Pendidikan Islam sebagaimana rumusannya diatas memiliki
beberapa prinsip yang membedakannya dengan pendidikan lainnya, antara lain :
Prinsip tauhid, integrasi, keseimbangan, persamaan dan prinsip keutamaan. Sedangkan
tujuan utama pendidikan Islam adalah untuk
membentuk manusia beriman, bertaqwa, berakhlak mulia, memiliki
pengetahuan dan keterampilan, berkepribadian integratif, mandiri dan menyadari
sepenuhnya peranan dan tanggung jawab dirinya di muka bumi ini sebagai abdulloh
dan kholifatulloh melalui pemberian dan
pemupukan pengetahuan, penghayatan serta pengalaman agama Islam kepada peserta
didik sebagai pedoman hidupnya sekaligus sebagai kontrol terhadap pola
fikir dan pola laku dalam hidup keseharian mereka (Kemenag RI, 2007 : 8)
Secara
pragmatis, Pendidikan Islam adalah alat untuk mempersiapkan peserta didik dalam
menghadapi masa depannya, sedangkan masa depan selalu ditandai oleh berbagai
perubahan yang sangat dinamis, kompetitif dan cepat terutama dibidang IPTEK
sebagai konsekwensi logis dari perkembangan nalar manusia.

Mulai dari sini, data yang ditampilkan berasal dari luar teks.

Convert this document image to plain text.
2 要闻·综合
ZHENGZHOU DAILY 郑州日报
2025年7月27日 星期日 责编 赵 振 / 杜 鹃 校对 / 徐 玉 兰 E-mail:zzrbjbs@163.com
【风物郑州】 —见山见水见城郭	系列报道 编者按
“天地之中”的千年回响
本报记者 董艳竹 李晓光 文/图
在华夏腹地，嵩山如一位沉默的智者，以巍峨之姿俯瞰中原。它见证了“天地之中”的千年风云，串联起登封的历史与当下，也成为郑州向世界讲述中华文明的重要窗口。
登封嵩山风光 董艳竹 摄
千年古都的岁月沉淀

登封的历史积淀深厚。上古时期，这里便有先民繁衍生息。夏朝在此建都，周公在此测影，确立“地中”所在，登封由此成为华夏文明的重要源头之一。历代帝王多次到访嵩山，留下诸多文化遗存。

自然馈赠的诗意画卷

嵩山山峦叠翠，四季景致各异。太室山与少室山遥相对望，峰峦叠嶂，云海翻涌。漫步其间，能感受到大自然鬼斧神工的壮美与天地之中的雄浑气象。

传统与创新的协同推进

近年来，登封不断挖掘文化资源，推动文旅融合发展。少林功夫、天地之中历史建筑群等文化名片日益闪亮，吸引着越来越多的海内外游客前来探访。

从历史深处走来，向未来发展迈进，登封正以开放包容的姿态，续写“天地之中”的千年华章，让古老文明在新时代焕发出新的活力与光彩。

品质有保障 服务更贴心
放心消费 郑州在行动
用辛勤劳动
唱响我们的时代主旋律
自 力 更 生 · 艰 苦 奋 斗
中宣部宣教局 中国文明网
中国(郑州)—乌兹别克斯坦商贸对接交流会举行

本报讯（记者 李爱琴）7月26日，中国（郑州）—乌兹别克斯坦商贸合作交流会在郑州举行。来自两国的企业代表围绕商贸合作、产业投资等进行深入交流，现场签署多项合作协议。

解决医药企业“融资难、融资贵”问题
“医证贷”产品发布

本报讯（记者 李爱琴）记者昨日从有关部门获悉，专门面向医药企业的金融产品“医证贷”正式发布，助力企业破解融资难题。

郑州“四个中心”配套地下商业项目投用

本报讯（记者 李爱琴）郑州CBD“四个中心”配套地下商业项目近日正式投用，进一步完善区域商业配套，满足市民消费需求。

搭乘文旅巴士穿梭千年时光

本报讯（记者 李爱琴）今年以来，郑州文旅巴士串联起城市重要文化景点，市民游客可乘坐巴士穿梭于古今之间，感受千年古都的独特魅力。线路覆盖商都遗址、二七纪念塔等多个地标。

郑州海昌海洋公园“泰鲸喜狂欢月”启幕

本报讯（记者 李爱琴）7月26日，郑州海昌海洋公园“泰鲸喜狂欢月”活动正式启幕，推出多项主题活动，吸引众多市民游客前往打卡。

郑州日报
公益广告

Karena itu pendidikan Islam mesti dirancang
sedemikian rupa untuk mempersiapkan minimal dua hal, pertama mepersiapkan
peserta didik memiliki kreativitas sehingga punya kemampuan beradaptasi dengan
kemungkinan-kemungkinan masa depan, dan kedua mepersiapkan peserta didik
memiliki kompetensi kognitif, afektif dan psikomotorik yang memadai sehingga
ada jaminan yang jelas bagi mereka untuk tetap survive menghadapi kehidupan
masa depannya (Nata, 2006 : 14).
Dengan
pengembangan dua aspek diatas secara integral, diharapkan peserta didik memiliki
SDM yang tidak saja siap pakai, tetapi juga siap hidup. Hal ini sejalan dengan pendapat
beberapa pakar psikolog yang menyebutkan bahwa IQ hanya menyumbangkan 20
% dalam kesuksesan seseorang, sementara 80 % nya adalah ditentukan oleh faktor CQ. Dan
diantara instrumen dari CQ adalah mood management (manajemen suasana
hati), sedangkan hati merupakan salah satu komponen sikap mental yang sangat
besar pengaruhnya terhadap prilaku seseorang, pakar psikolog menyebutkan bila
pengetahuan tinggi, keterampilan juga tinggi, tapi sikap mental rendah maka akan
menghasilkan SDM yang rendah, sebaliknya bila pengetahuan dan keterampilan
rendah tapi sikap mental tinggi, maka
akan menghasilkan SDM yang tinggi.
Guru sebagai komponen
utama pendidikan.
Sebagai sebuah sistem, pendidikan Islam mengandung
berbagai komponen yang saling berkaitan satu sama lainnya. Komponen tersebut
meliputi : tujuan, kurikulum, guru, strategi pembelajaran, sarana prasarana dan
evaluasi. Dan faktor terpenting dalam mewujudkan tujuan pendidikan Islam adalah
para guru yang sehari-harinya bekerja di lapangan, sebab betapapun bagusnya komponen
lain yang ada, hasilnya sangat bergantung pada upaya yang dilakukan guru di
dalam maupun di luar kelas. Karena itu optimal tidaknya pencapaian tujuan
pendidikan Islam sejatinya sangat ditentukan oleh kompetensi para guru yang
terlibat langsung dalam proses pendidikan (Zain, 2003 : 21)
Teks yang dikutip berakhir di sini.